In a present study, Narasimhan et al. reported a single-institution 10-year experience in management of appendiceal PMP with CRS and HIPEC. In their entire cohort, HIPEC was used in cases that had an incomplete cytoreduction. High-grade histology was a prognostic factor for a worse overall survival [23]. A previous study form Helsinki University Center Hospital reported 56(64%) patients received HIPEC (median PCI 20, range 5–29), 12(14%) were treated non-radically in an attempt at HIPEC (median PCI 34.5, range 29–39) [24]. However, the above two authors did not analyze the effect of HIPEC on prognosis. Glehen et al. analyzed the prognosis for 174 cases of PMP with non-radical resection. The results showed that HIPEC and repeated surgical resection were the factors to improve the survival of patients, and HGMC-S and lymph node metastasis were the significant risk factors affecting the prognosis [25]. A multicenter study evaluated the prognostic effect of HIPEC with CRS, compared with CRS alone, in patients with PMP. Their result demonstrated that the CRS-HIPEC group had better 5-year overall survival in CC-2/3 (16.1% [95% CI, 10.4–24.8%] vs. 28.4% [95% CI, 19.6–41.1%]; P = 0.007) [26]. High-grade histology was found to be independently associated with worse overall survival and progression-free survival. This is not unexpected, as other series also reporting histological grade influencing survival and progression-free survival [21, 22]. Other statistics revealed that male presented a worse prognosis in patients with LG-MCP and HG-MCP. These conclusions were consistent with the other two reports [27, 28].
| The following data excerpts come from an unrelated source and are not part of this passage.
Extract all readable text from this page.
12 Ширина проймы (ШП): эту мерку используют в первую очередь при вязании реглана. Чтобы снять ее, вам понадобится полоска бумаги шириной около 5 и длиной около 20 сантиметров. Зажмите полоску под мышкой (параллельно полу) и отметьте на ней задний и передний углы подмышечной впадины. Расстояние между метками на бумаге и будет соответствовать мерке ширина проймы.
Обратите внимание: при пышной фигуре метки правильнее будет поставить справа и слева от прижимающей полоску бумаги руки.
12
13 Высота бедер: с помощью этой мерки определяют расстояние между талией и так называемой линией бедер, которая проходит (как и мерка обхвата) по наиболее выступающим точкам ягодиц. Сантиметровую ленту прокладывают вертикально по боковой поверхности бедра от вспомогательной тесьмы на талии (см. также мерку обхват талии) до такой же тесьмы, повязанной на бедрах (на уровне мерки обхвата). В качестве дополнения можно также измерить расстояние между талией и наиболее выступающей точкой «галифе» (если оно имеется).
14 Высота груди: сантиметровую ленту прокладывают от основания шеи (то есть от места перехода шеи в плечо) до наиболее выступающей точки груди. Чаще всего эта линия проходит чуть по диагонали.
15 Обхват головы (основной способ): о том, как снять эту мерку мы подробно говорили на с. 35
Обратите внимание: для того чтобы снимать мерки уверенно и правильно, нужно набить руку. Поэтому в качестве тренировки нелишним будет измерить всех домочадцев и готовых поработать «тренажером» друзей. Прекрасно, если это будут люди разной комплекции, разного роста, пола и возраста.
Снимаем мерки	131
In this study, we mainly focused on the role of HIPEC in different pathological types. In comparison of CRS and CRS + HIPEC in different pathology group, LG-MCP group had significant statistical differences in both postoperative survival and progression-free survival. It was indicated that HIPEC could prolong postoperative survival and progression-free survival of LG-MCP patients. Chua et al. also demonstrated that HIPEC was associated with an improved rate of progression-free survival [11]. However, there was no statistical differences in HG-MCP and HGMC-S group, which may be related to high degree of malignancy and poor prognosis. Our application of HIPEC in the treatment of HG-MCP and HGMC-S is mainly based on the control of malignant ascites, which is consistent with the reports of other scholars [21, 29]. In the present study, however, HIPEC with different drug regimens, PSC and previous surgery did not seem to be associated as much with the prognosis and progression-free survival. The same result of drug regimen in HIPEC has been elucidated in another study [11]. Likewise, the PMP response percentages to systemic chemotherapy were low [30]. In addition, previous surgery has also been proved no relevant to the prognosis and progression-free survival in PMP [6].

Conclusions

To the best of our knowledge, this is the largest monocentric study on the role of HIPEC in patients of Chinese ethnicity with incomplete cytoreduction for appendiceal PMP. This study showed that HIPEC may prolong the survival of patients with low-grade appendiceal PMP who cannot achieve complete cytoreduction. High pathological grade indicates poor survival and rapid tumor progression. However, the role of HIPEC needs to be further verified in prospective study. In addition, patients with one residual tumor nodule and those with multiple nodules also need to be further compared in the future.